Sweden’s east coast, bordering the Gulf of Bothnia (Bottenhavet), forms a corridor of land that is quite unlike the rest of the north of the country; the forest, so apparent in other parts of the north, has been felled here to make room for settlements. Although the entire coastline is dotted with towns and villages that reveal a faded history – some, like Gävle and Hudiksvall, still have their share of old wooden houses, though sadly much was lost during the Russian incursions of the eighteenth century – it is cities like Sundsvall, Umeå and Luleå that are more typical of the region: modern, bright and airy metropolises that rank as some of northern Sweden’s liveliest and most likeable destinations.
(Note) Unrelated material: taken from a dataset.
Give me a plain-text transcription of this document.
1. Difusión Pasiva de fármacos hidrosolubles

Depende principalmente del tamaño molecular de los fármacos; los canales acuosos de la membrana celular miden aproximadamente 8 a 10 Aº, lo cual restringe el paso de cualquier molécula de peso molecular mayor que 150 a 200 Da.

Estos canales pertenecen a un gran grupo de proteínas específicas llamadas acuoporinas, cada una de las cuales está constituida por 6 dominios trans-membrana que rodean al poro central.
All along the coast you’ll find traces of the religious fervour that swept the north in centuries past; Skellefteå and particularly Luleå (included on the UNESCO World Heritage List) both boast excellently preserved kyrkstäder or church towns – clusters of old wooden cottages dating from the early eighteenth century, where villagers from outlying districts would spend the night after making the lengthy journey to church in the nearest town. Working your way up the coast, perhaps on the long train ride to Swedish Lapland, it’s worth breaking your trip at one or two of these places.
The highlight of the Bothnian coast is undoubtedly the stretch known as the Höga Kusten, or the High Coast, north of Härnösand: for peace and quiet, this is easily the most idyllic part of the Swedish east coast. Its indented coastline is best seen from the sea, with shimmering fjords that reach deep inland, tall cliffs and a string of pine-clad islands that make it possible to island-hop up this section of coast. The weather here may not be as reliable as further south, but you’re guaranteed clean beaches (which you’ll often have to yourself), crystal-clear waters and some of the finest countryside for walking.